Surpressing WebControl property setter code at Design Time

K

ktrvnbq02

Hi,

I have a WebControl that exposes various properties to the designer in
Visual Studio 2003.

One of these property setters may throw an exception depending on the
contents of some cached data held in a static class elsewhere in the
project (i.e. the property contents is looked up in the cache, which
may cause an exception)

The property setter code works exactly as intended at runtime. However,
it is also running at design-time which I don't want. The reason I
don't want it to run is that it will cause the cache initialization
code to run, which I don't want to happen at that point.

Just to be clear, the property is structured as follows:

public string DbField
{
get
{
return mDbField;
}

set
{
ValidateDbField(value); // <-- I do not want this to run when in
the designer
mDbField = value;
}
}


So is it possible to have the property available in the designer, but
for the designer to not invoke the actual setter code?

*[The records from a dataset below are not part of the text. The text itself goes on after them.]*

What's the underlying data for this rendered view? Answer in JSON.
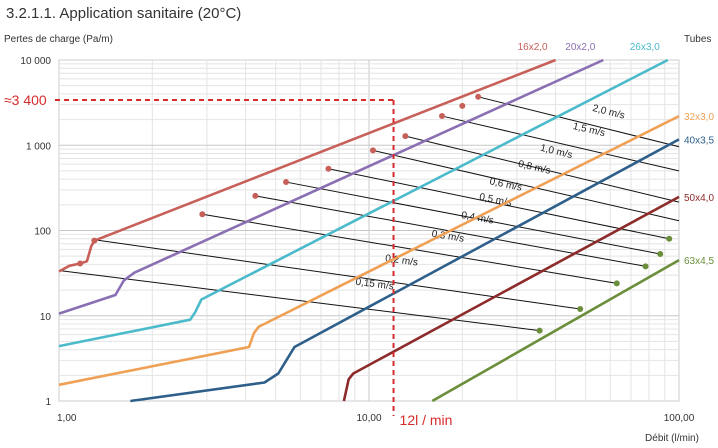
{
  "chart_data": {
    "type": "line",
    "title": "3.2.1.1. Application sanitaire (20°C)",
    "ylabel": "Pertes de charge (Pa/m)",
    "xlabel": "Débit (l/min)",
    "legend_title": "Tubes",
    "x_scale": "log",
    "y_scale": "log",
    "xlim": [
      1,
      100
    ],
    "ylim": [
      1,
      10000
    ],
    "x_ticks": [
      {
        "value": 1,
        "label": "1,00"
      },
      {
        "value": 10,
        "label": "10,00"
      },
      {
        "value": 100,
        "label": "100,00"
      }
    ],
    "y_ticks": [
      {
        "value": 10000,
        "label": "10 000"
      },
      {
        "value": 1000,
        "label": "1 000"
      },
      {
        "value": 100,
        "label": "100"
      },
      {
        "value": 10,
        "label": "10"
      },
      {
        "value": 1,
        "label": "1"
      }
    ],
    "grid": true,
    "series": [
      {
        "name": "16x2,0",
        "color": "#c8605a",
        "label_pos": "top",
        "points": [
          [
            1,
            33
          ],
          [
            1.08,
            38.5
          ],
          [
            1.17,
            41
          ],
          [
            1.23,
            43.5
          ],
          [
            1.27,
            65
          ],
          [
            1.3,
            76
          ],
          [
            40,
            10000
          ]
        ],
        "markers": [
          [
            1.17,
            41
          ],
          [
            1.3,
            76
          ],
          [
            2.9,
            155
          ],
          [
            4.3,
            255
          ],
          [
            5.4,
            370
          ],
          [
            7.4,
            530
          ],
          [
            10.3,
            870
          ],
          [
            13.1,
            1280
          ],
          [
            17.2,
            2200
          ],
          [
            20,
            2900
          ],
          [
            22.5,
            3700
          ]
        ]
      },
      {
        "name": "20x2,0",
        "color": "#8a6fb3",
        "label_pos": "top",
        "points": [
          [
            1,
            10.6
          ],
          [
            1.52,
            17.5
          ],
          [
            1.62,
            26
          ],
          [
            1.75,
            32
          ],
          [
            57,
            10000
          ]
        ]
      },
      {
        "name": "26x3,0",
        "color": "#4bbacb",
        "label_pos": "top",
        "points": [
          [
            1,
            4.4
          ],
          [
            2.65,
            9
          ],
          [
            2.75,
            11
          ],
          [
            2.88,
            15.5
          ],
          [
            92,
            10000
          ]
        ]
      },
      {
        "name": "32x3,0",
        "color": "#f0a054",
        "label_pos": "right",
        "points": [
          [
            1,
            1.55
          ],
          [
            4.1,
            4.3
          ],
          [
            4.25,
            6.2
          ],
          [
            4.4,
            7.4
          ],
          [
            100,
            2200
          ]
        ]
      },
      {
        "name": "40x3,5",
        "color": "#2e5f8a",
        "label_pos": "right",
        "points": [
          [
            1.7,
            1
          ],
          [
            4.6,
            1.65
          ],
          [
            5.1,
            2.1
          ],
          [
            5.5,
            3.3
          ],
          [
            5.75,
            4.3
          ],
          [
            100,
            1170
          ]
        ]
      },
      {
        "name": "50x4,0",
        "color": "#8d2b2b",
        "label_pos": "right",
        "points": [
          [
            8.3,
            1
          ],
          [
            8.6,
            1.8
          ],
          [
            8.9,
            2.1
          ],
          [
            100,
            248
          ]
        ]
      },
      {
        "name": "63x4,5",
        "color": "#6b8e3a",
        "label_pos": "right",
        "points": [
          [
            16,
            1
          ],
          [
            100,
            45
          ]
        ],
        "markers": [
          [
            35.5,
            6.7
          ],
          [
            48,
            12
          ],
          [
            63,
            24
          ],
          [
            78,
            38
          ],
          [
            87,
            53
          ],
          [
            93,
            80
          ]
        ]
      }
    ],
    "velocity_lines": [
      {
        "label": "0,15 m/s",
        "from": [
          1,
          34
        ],
        "to": [
          35.5,
          6.7
        ],
        "label_at": [
          10.4,
          20
        ]
      },
      {
        "label": "0,2 m/s",
        "from": [
          1.3,
          78
        ],
        "to": [
          48,
          12
        ],
        "label_at": [
          12.7,
          38
        ]
      },
      {
        "label": "0,3 m/s",
        "from": [
          2.9,
          155
        ],
        "to": [
          63,
          24
        ],
        "label_at": [
          17.9,
          73
        ]
      },
      {
        "label": "0,4 m/s",
        "from": [
          4.3,
          255
        ],
        "to": [
          78,
          38
        ],
        "label_at": [
          22.3,
          120
        ]
      },
      {
        "label": "0,5 m/s",
        "from": [
          5.4,
          370
        ],
        "to": [
          87,
          53
        ],
        "label_at": [
          25.5,
          195
        ]
      },
      {
        "label": "0,6 m/s",
        "from": [
          7.4,
          530
        ],
        "to": [
          93,
          80
        ],
        "label_at": [
          27.5,
          295
        ]
      },
      {
        "label": "0,8 m/s",
        "from": [
          10.3,
          870
        ],
        "to": [
          100,
          130
        ],
        "label_at": [
          34,
          470
        ]
      },
      {
        "label": "1,0 m/s",
        "from": [
          13.1,
          1280
        ],
        "to": [
          100,
          215
        ],
        "label_at": [
          40,
          720
        ]
      },
      {
        "label": "1,5 m/s",
        "from": [
          17.2,
          2200
        ],
        "to": [
          100,
          500
        ],
        "label_at": [
          51,
          1300
        ]
      },
      {
        "label": "2,0 m/s",
        "from": [
          22.5,
          3700
        ],
        "to": [
          100,
          960
        ],
        "label_at": [
          59,
          2100
        ]
      }
    ],
    "annotations": [
      {
        "text": "≈3 400",
        "x": 12,
        "y": 3400
      },
      {
        "text": "12l / min",
        "x": 12,
        "y": 1
      }
    ]
  }
}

Let me know if this is at all unclear.



Regards,

Matt
 
B

Brock Allen

Since ASP.NET doesn't publicly expose the DesignMode property that it uses
internally to detect if it's being used in VS.NET, I tend to check HttpContext.Current
== null to know if I'm not really executing in ASP.NET, and therefore the
designer (or somewhere else, since that's a possibility). But in general,
this does the trick.
 
K

ktrvnbq02

Brock said:
Since ASP.NET doesn't publicly expose the DesignMode property that it uses
internally to detect if it's being used in VS.NET, I tend to check HttpContext.Current
== null to know if I'm not really executing in ASP.NET, and therefore the
designer (or somewhere else, since that's a possibility). But in general,
this does the trick.

Thanks -- that's solved it nicely. I should have considered a solution
like that earlier, as we do a HttpContext check in our page base class
constructor for similar reasons.

It's a shame that Microsoft haven't provided developers an attribute to
surpress evaluation of the property at design time, but I guess there
may be certain situations where that could get quite complicated to get
working.


Thanks again,

Matt
 
B

Brock Allen

It's a shame that Microsoft haven't provided developers an attribute
to surpress evaluation of the property at design time, but I guess
there may be certain situations where that could get quite complicated
to get working.

Well, there is an internal DesignMode property from the Control base class.
Woah! I just noticed it's also protected -- you should be able to use this.
I don't know why I didn't notice it sooner. Maybe this is new in 2.0?